Claire Keegan possède un don. Celui merveilleux de décrire l’indicible,
de suggérer des troubles, les sentiments
terrés, l’ambiguïté d’une situation ou le drame qui y couve. Ces huit
nouvelles sont des pépites! Et comme pour
tous mes coups de cœur, il m’est difficile
d’en parler.
Tous ces textes sauf un se déroulent en Irlande. Par quelques éléments, on devine
qu’ils sont ancrés dans un présent proche de nous.
Une écrivain s’apprête à
passer quelques jours en résidence dans l’ancienne maison d’un auteur décédé pour
y écrire. A peine arrivée, elle est dérangée par un homme d’origine allemande qui
voudrait visiter la maison. Dans la seconde nouvelle Le cadeau d’adieu, une jeune fille cadette de la fratrie part pour l’étranger. A à la différence de ses
aînées, elle n’a pas eu le droit au pensionnat pour suivre des études. Non, il lui
a fallu rester à la ferme. A aider, se rendre utile. Et pire. Dans ce huit-clos qui m’a laissée abasourdie, les
personnages préfèrent parler à demi-mots ou par des regards plutôt que de prononcer l’innommable. La pudeur, la gêne sont quasi quasi-palpables. Les relations père-fille sont au centre d’une
autre nouvelle La Fille du forestier où le père s’est marié ne pensant toujours
et encore qu’à son exploitation, un
homme travailleur mais radin. Sa femme
se vengera de cette union sans amour. Tout au long de cette nouvelle, la tension va en crescendo. Dans une
autre, un prêtre tremble pour la première fois en mariant un jeune couple, et
la mariée ne semble pas très à l’aise. Dans la nuit des Sorbiers, il est question également d'un prêtre. Depuis sa mort, sa maison est occupée par sa cousine femme quarantenaire,
peu bavarde et aux coutumes étranges venue d’une autre région d’Irlande. Les croyances et les superstitions
accompagnent cette magnifique nouvelle !
L’amour, les sacrifices, les traditions, les préjugés, la famille… autant
de thèmes explorés avec brio. De son écriture ciselée, Claire
Keegan dépeint avec subtilité ses personnages, les sensations, la nature. Et la surprise, l'effroi de ce que l'on découvre sont d'autant plus saisissants.

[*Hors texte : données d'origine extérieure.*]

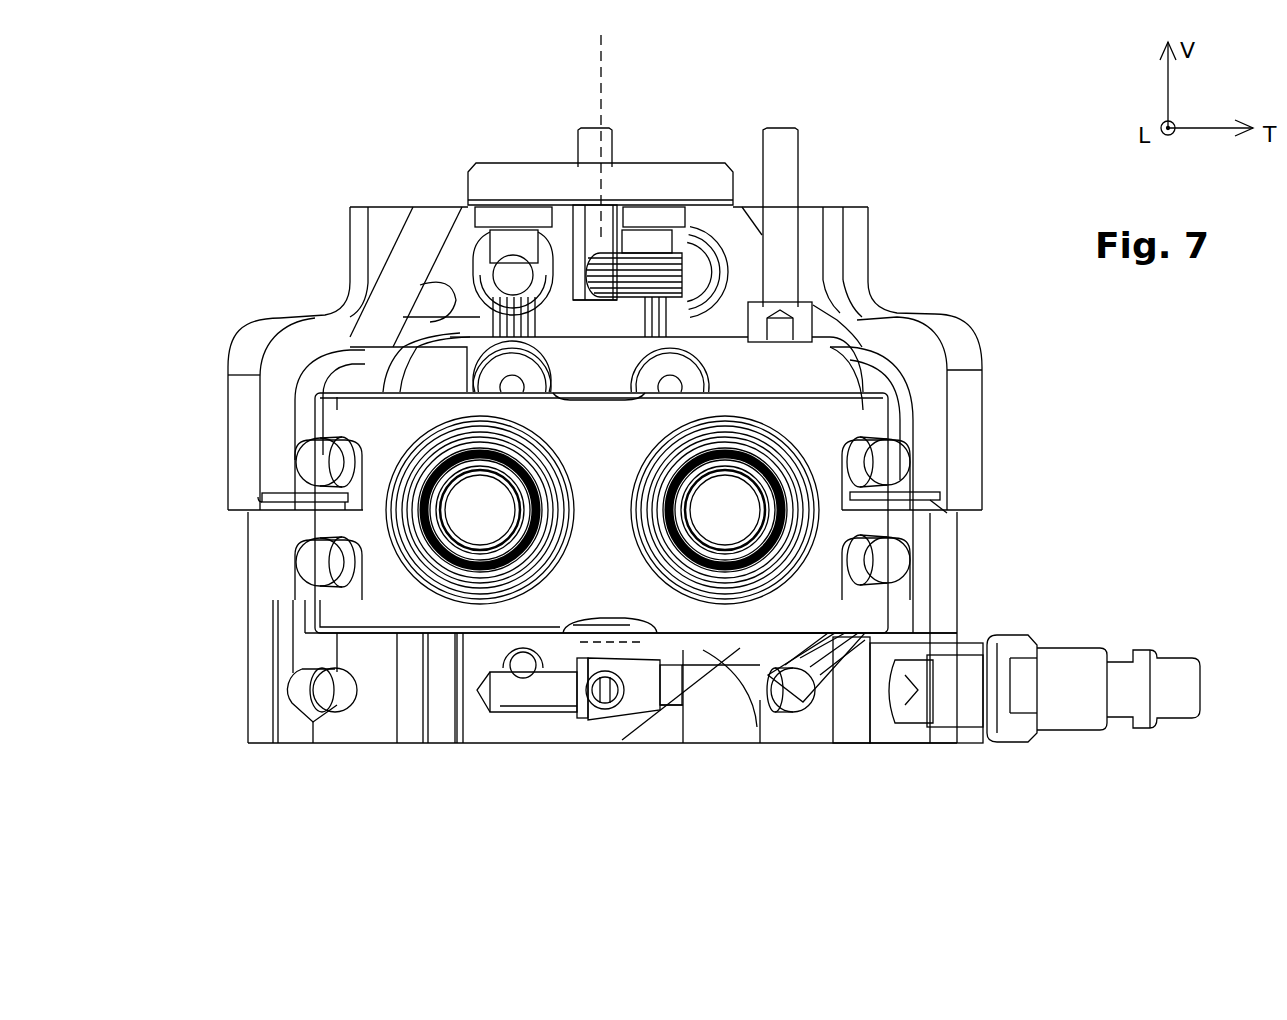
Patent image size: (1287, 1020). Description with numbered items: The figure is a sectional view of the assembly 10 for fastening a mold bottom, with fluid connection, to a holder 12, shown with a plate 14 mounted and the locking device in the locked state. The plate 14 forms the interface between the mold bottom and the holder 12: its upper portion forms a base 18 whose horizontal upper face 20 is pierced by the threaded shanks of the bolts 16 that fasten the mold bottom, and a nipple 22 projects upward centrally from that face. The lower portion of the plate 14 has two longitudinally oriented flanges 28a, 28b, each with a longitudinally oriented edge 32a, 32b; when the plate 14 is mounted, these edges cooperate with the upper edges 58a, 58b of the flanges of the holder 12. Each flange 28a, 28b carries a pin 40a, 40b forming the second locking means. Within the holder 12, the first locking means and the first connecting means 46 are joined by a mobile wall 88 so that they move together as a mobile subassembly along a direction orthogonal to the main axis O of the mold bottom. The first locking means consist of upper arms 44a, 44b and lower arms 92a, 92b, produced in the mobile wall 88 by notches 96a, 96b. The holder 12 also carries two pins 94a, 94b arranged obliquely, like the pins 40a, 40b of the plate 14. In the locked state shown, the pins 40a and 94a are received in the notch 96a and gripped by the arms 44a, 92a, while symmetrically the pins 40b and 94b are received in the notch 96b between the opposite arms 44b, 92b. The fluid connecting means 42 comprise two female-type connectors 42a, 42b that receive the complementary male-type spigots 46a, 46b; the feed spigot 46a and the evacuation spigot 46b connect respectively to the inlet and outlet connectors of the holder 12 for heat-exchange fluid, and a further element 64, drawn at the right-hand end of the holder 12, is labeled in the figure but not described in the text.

The assembly 10 is at (292, 165).
The holder 12 is at (362, 717).
The plate 14 is at (853, 263).
The bolts 16 is at (582, 145).
The base 18 is at (365, 247).
The horizontal upper face 20 is at (393, 205).
The nipple 22 is at (687, 188).
The flange 28a is at (958, 395).
The flange 28b is at (240, 398).
The longitudinal edge 32a is at (983, 528).
The longitudinal edge 32b is at (232, 513).
The pin 40a is at (860, 462).
The pin 40b is at (340, 463).
The fluid connecting means 42 is at (405, 565).
The female-type connector 42a is at (755, 600).
The female-type connector 42b is at (477, 600).
The arm 44a is at (865, 413).
The arm 44b is at (315, 364).
The first connecting means 46 is at (805, 702).
The feed spigot 46a is at (735, 560).
The evacuation spigot 46b is at (470, 553).
The upper edge 58a is at (933, 503).
The upper edge 58b is at (273, 502).
The fitting 64 is at (1070, 700).
The mobile wall 88 is at (595, 600).
The arm 92a is at (862, 607).
The arm 92b is at (333, 608).
The pin 94a is at (860, 562).
The pin 94b is at (337, 565).
The notch 96a is at (863, 500).
The notch 96b is at (337, 545).
The main axis O is at (601, 70).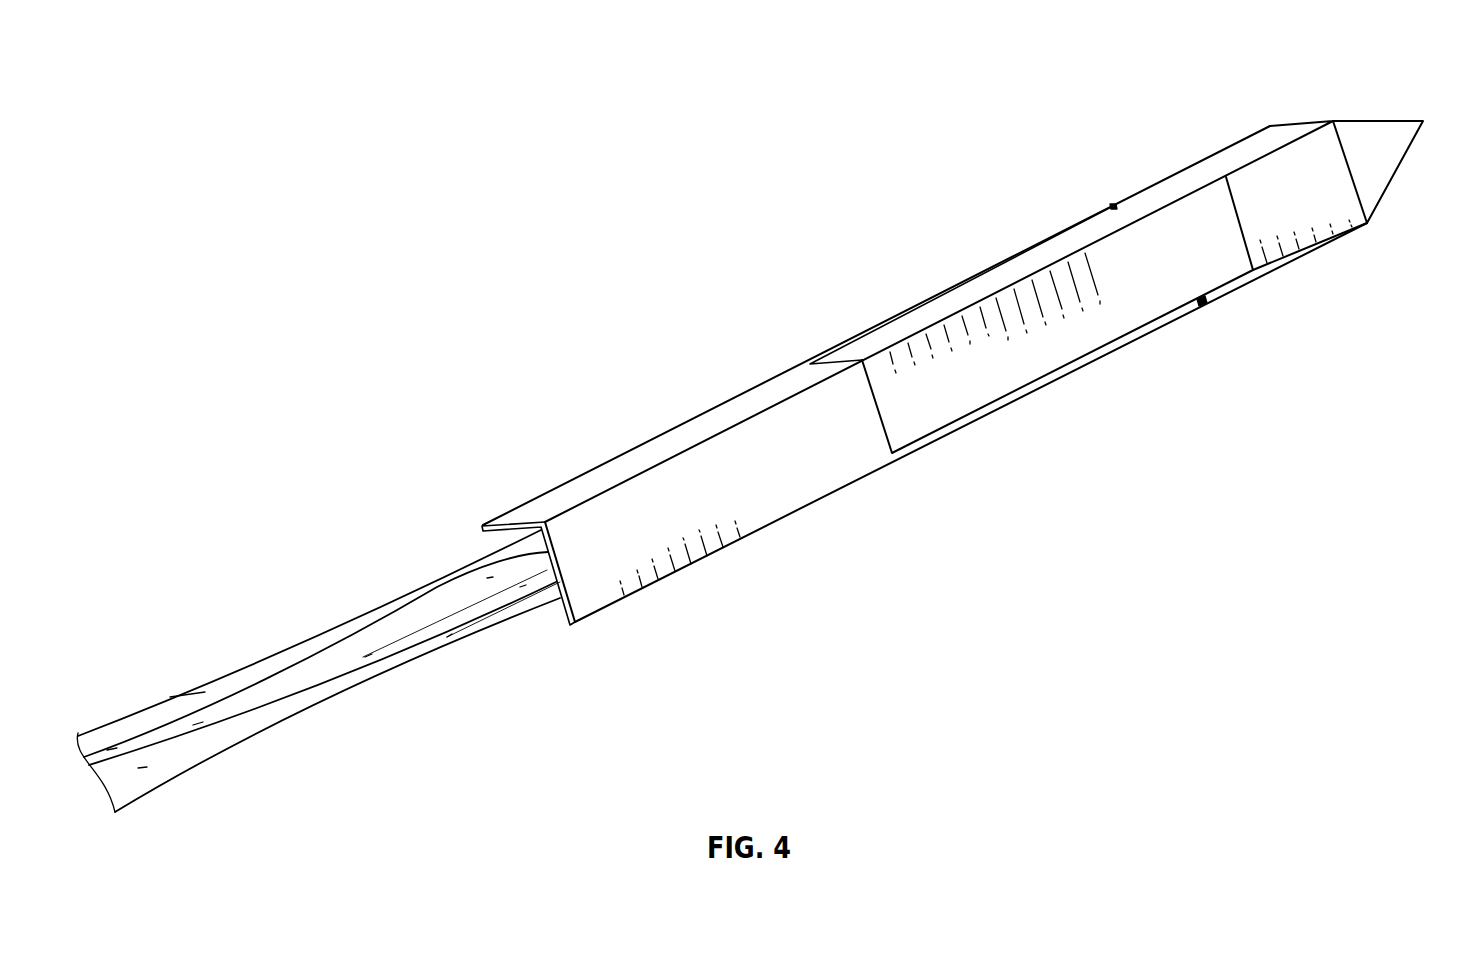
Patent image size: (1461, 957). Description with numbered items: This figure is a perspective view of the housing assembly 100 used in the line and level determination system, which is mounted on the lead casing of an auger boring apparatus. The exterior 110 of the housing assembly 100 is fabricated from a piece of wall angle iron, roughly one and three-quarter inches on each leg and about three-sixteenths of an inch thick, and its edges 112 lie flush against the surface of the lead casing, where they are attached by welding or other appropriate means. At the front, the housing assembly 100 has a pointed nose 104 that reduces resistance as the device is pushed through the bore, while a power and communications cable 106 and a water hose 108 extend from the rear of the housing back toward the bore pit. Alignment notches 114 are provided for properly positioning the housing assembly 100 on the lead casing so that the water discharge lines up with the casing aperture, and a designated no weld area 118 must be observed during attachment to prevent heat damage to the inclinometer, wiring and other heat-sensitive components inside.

The housing assembly 100 is at (809, 348).
The pointed nose 104 is at (1357, 136).
The power and communications cable 106 is at (227, 683).
The water hose 108 is at (273, 703).
The exterior 110 is at (737, 432).
The edges 112 is at (490, 524).
The alignment notches 114 is at (1208, 304).
The no weld area 118 is at (937, 378).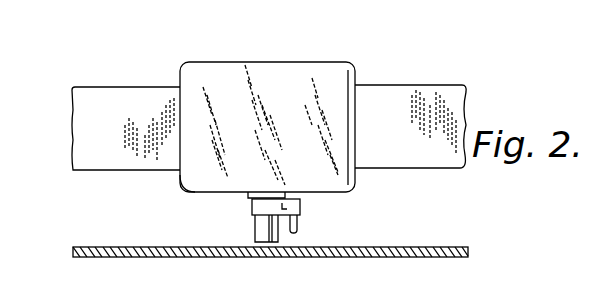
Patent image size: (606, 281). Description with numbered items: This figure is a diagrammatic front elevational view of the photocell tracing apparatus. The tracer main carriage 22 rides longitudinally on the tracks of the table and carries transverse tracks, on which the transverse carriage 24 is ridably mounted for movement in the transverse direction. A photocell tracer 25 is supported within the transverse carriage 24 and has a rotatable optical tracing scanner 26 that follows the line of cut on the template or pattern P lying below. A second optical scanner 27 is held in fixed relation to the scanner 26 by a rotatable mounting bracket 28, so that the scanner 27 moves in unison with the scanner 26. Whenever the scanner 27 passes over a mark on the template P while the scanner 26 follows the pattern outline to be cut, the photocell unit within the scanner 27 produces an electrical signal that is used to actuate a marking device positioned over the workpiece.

The tracer main carriage 22 is at (110, 100).
The transverse carriage 24 is at (282, 70).
The photocell tracer 25 is at (176, 181).
The optical scanner 26 is at (262, 226).
The second optical scanner 27 is at (299, 222).
The rotatable mounting bracket 28 is at (252, 207).
The template or pattern P is at (418, 246).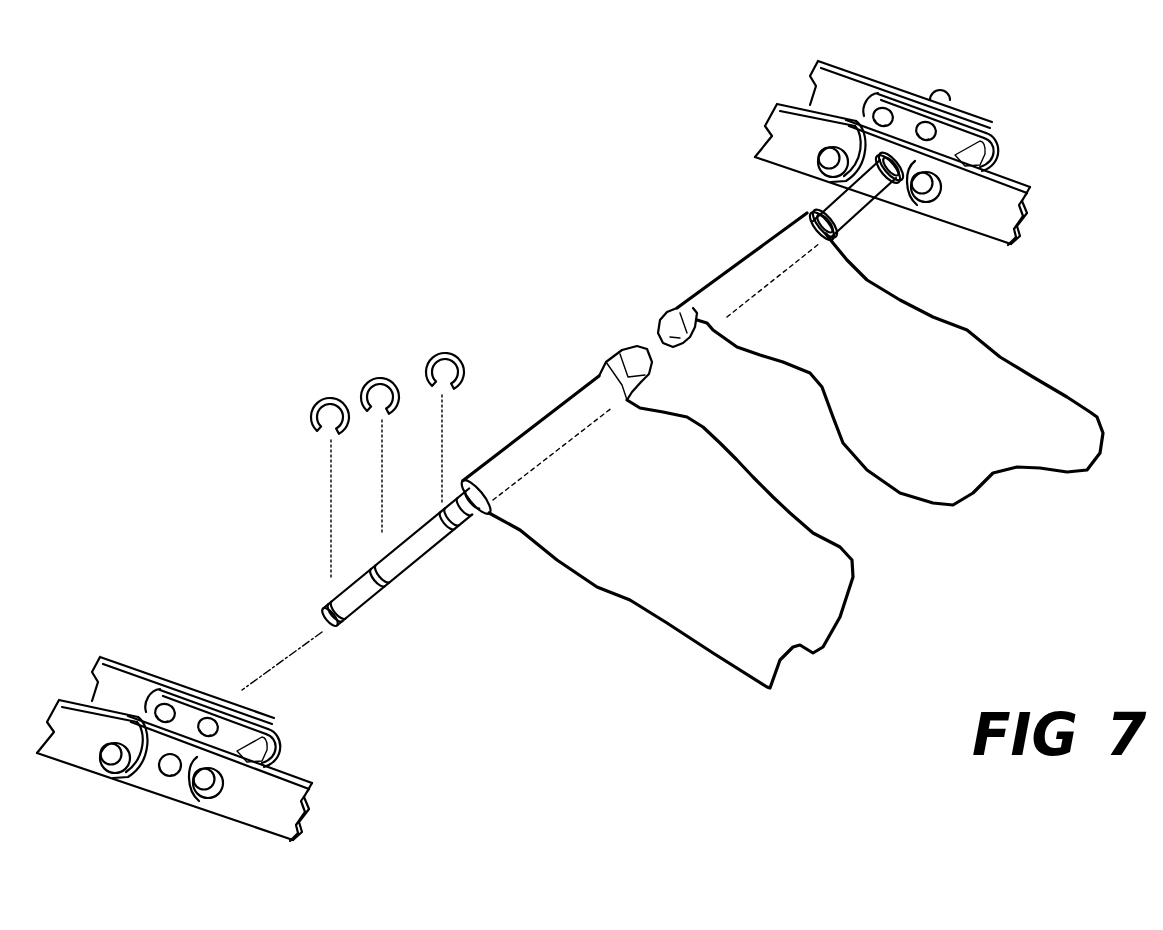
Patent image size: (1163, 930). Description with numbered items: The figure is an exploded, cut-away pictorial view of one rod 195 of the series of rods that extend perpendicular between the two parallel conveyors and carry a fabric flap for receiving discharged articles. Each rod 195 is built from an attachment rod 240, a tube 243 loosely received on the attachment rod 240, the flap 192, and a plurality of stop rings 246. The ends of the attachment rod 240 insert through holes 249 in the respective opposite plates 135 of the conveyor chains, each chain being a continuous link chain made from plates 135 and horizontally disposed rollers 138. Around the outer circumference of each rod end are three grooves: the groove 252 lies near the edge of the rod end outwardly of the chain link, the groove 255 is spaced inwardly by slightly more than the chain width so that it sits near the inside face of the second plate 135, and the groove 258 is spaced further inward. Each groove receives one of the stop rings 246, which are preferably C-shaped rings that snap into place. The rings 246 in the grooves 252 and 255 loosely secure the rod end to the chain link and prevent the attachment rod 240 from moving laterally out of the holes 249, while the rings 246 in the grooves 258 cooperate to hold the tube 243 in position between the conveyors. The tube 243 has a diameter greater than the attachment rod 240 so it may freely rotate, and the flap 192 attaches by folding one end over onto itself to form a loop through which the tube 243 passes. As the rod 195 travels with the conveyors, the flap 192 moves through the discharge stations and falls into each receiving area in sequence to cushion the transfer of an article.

Je n’ai pas lu ce recueil, je l’ai ressenti !
Vibrant, profond, émouvant où la force de l’écriture par son acuité et sa
finesse dégage une véritable splendeur ! Une chose est certaine, ces nouvelles vont m'habiter très longtemps...
Après L’antarctique, Les trois lumières, il s’agit selon moi
de son meilleur livre.
Elle disait que la parole menait à la connaissance de soi. La conversation visait à dévoiler ce que, dans une certaine mesure, on savait déjà.